Ia mengatakan, dari banyaknya kasus PMK, diderita oleh hewan ternak, jenis sapi, yang berada di 7 hingga 8 kecamatan. Sementara, untuk 5 ekor sapi yang mati,berasal dari Desa Tiron, Kecamatan Banyakan, Kabupaten Kediri.
“Banyaknya kasus PMK ini, dipengaruhi oleh masih berkurangnya, kesadaran para peternak untuk memberi vaksinasi kepada hewan ternaknya. Mereka ini baru khawatir atau mau memvaksin ternaknya, ketika sudah ada sapi yang terjangkit, padahal sebaiknya hal ini bisa dicegah,” kata Tutik.

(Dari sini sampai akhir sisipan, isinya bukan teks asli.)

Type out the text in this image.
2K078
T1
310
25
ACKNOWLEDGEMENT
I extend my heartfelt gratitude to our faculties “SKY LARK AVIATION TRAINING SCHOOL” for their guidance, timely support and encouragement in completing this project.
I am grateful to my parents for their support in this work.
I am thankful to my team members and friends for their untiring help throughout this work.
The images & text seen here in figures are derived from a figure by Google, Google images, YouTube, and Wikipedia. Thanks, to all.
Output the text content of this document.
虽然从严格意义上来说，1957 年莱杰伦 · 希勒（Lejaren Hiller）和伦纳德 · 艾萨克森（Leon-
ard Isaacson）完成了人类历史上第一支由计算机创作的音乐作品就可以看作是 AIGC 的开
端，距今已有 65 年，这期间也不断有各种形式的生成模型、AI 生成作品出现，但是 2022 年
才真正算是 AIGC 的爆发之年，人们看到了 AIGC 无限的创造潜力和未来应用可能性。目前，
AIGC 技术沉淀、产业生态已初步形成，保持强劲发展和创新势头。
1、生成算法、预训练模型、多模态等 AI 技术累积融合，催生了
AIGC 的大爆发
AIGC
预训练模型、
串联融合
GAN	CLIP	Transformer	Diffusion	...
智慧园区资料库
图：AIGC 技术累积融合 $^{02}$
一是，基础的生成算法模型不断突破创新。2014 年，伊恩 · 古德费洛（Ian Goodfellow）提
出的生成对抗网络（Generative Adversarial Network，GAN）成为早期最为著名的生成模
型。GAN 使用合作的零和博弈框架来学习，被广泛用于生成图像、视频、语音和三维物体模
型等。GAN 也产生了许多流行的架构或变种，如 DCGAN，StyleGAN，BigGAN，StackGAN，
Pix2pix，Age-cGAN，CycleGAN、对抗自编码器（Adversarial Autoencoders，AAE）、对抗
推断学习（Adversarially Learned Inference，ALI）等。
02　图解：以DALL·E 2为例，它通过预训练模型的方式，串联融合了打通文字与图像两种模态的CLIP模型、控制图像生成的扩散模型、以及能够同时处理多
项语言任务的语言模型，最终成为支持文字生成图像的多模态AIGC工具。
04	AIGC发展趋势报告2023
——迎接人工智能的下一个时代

Agus Mujiono, peternak di Kecamatan Ngasem, Kabupaten Kediri, mengklaim, jika sejumlah ternak miliknya dalam kondisi sehat, karena sering diberi asupan gizi tambahan, dan vaksinasi.
“Sapi kami ini, alhamdulillah semua dalam keadaan sehat. Jadi untuk tambah imun, kami siapkan jamu empon-empon seperti campuran kunor dan madu, sehingga sapi-sapi ini punya nafsu makan tinggi, dan berdampak positif pada bobot mereka antara enam hingga 7 kuintal per ekor,” katanya.
Di sisi lain, untuk saat ini, Agus melanjutkan, tidak berani menambah pasokan hewan ternak yang dijualnya. Sebab, ia menilai, sekarang harga pakan ternak sedang mengalami kenaikan.